Le vieux laboureur arrête l'attelage de boeufs sous le murier et lentement, gestes modestes et discrets appris par les ans, il essuie son front dégarni où la sueur perle et coule dans les rides, crevasses d'un visage couleur de glèbe grise.
En face du champ aux sillons francs et rectilignes le regard perçant s'égare un instant et valorise les images de l'ancien volcan, pic de lave solidifiée. La cheminée qui conduisait la lave au cratère est délivrée du cône par l'érosion des millénaires.
Le vieux monstre assoupi savoure la caresse du regard et murmurant ces vers crache quelques gouttes de lave, semence d'un temps proche où se déchaînera le magma sur cette terre tranquille :
"Bien des siècles depuis les siècles du Chaos,
La flamme par torrents jaillit de ce cratère,
Et le panache igné du volcan solitaire
Flamba plus haut encor que les Chimborazos.
Nul bruit n'éveille plus la cime sans échos.
Où la cendre pleuvait l'oiseau se désaltère ;
Le sol est immobile et le sang de la Terre,
La lave, en se figeant, lui laissa le repos.

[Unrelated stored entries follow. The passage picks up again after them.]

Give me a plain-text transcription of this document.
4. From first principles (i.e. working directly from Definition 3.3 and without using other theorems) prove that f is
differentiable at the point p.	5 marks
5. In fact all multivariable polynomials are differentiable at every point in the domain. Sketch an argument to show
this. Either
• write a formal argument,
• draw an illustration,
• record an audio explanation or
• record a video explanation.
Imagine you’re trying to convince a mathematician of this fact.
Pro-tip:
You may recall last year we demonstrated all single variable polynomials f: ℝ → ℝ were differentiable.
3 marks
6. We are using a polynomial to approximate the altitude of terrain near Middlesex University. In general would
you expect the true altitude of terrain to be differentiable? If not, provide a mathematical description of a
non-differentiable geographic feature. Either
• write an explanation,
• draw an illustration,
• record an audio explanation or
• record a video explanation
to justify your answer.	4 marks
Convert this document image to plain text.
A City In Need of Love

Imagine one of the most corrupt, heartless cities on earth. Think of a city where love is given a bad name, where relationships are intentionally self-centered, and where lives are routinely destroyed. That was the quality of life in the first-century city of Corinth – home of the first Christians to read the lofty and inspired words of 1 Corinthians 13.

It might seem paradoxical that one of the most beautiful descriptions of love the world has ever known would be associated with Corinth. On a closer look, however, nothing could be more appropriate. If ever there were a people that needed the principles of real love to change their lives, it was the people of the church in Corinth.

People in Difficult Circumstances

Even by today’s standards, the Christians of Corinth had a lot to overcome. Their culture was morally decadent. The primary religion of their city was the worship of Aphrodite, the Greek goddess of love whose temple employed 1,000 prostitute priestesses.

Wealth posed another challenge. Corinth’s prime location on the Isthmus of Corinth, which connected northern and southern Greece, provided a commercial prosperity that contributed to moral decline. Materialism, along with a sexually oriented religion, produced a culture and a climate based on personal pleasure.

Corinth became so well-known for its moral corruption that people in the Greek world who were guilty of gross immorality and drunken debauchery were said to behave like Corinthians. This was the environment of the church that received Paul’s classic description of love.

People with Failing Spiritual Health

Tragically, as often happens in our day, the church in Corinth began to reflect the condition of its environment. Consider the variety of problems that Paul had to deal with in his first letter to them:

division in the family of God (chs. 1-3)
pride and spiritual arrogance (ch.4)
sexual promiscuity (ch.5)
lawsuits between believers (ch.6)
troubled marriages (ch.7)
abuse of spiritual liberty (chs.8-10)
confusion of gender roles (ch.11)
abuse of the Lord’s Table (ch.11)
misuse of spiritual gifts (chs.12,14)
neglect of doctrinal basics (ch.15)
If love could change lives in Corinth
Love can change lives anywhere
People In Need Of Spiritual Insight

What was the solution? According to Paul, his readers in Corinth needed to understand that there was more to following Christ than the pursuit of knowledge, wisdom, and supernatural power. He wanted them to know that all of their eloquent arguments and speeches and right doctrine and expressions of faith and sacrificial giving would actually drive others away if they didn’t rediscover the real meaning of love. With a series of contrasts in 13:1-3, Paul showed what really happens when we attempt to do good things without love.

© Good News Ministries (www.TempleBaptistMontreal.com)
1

Pourtant, suprême effort de l'antique incendie,
A l'orle de la gueule à jamais refroidie,
Éclatant à travers les rocs pulvérisés,
Comme un coup de tonnerre au milieu du silence,
Dans le poudroîment d'or du pollen qu'elle lance
S'épanouit la fleur des cactus embrasés."
Fleurs de feu - José Maria de Heredia. (Les Trophées, 1893).